Archive for September, 2008

Delirium

I had a long week last week. I started a new job a few weeks ago and it has had me stressed. Many of life’s obstacles have been thrown at me recently and the combination of the two plus a family equals a delirious state of mind.

I had just had a horrible day, the day before my incident…and I was in a hurry at 7:00am to be done with my day that hadn’t even started.

As I walked to my first class I was ready to unlock the door. Because I have 4 classrooms I have a lot of keys hanging around my neck. I choose to carry my car key as well. I approached my door and pointed my key and pushed the “unlock” button. After 3 pushes of the button and no success, I laughed at myself. I was trying to open my classroom door with my car key’s alarm! How insane. I was so stressed and tired I really had no clue that I was being a complete idiot, it actually took 3 pushes of the button before I realized. I laughed and it made my day go a little smoother.
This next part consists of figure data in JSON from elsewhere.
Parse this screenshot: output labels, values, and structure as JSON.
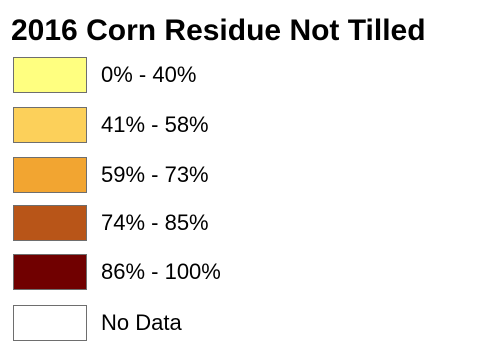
{
  "legend": {
    "title": "2016 Corn Residue Not Tilled",
    "items": [
      {
        "label": "0% - 40%",
        "color": "#ffff80"
      },
      {
        "label": "41% - 58%",
        "color": "#fcd05a"
      },
      {
        "label": "59% - 73%",
        "color": "#f2a531"
      },
      {
        "label": "74% - 85%",
        "color": "#b85518"
      },
      {
        "label": "86% - 100%",
        "color": "#700000"
      },
      {
        "label": "No Data",
        "color": "#ffffff"
      }
    ]
  }
}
Take life and have fun with it. This is what I have learned.

Perseverance

So I have been going to college for some time now…some 9 years with a small break that was in the middle. I thought I wanted to be a Psychologist until I took my intro to Psych classes! What a drag, and everyone in class seemed to be there to get some kind of free session! I had to get out. And eventually I decided to go with English. I love to write, I like to read and I am good at it. However, it has been quite painful. The job I anticipated getting for so long has now welcomed me with open arms and I want to shove it down the drain. I am frustrated, annoyed, and stressed from the lack of appreciation of not only my time, but my most valuable mind. I have spent the last 9 years of my life, preparing to be treated like a piece of crap. But I plan to persevere. I plan to move forward, because I have yet to accomplish my life goal. This moment in life, a learning experience it is, SUCKS!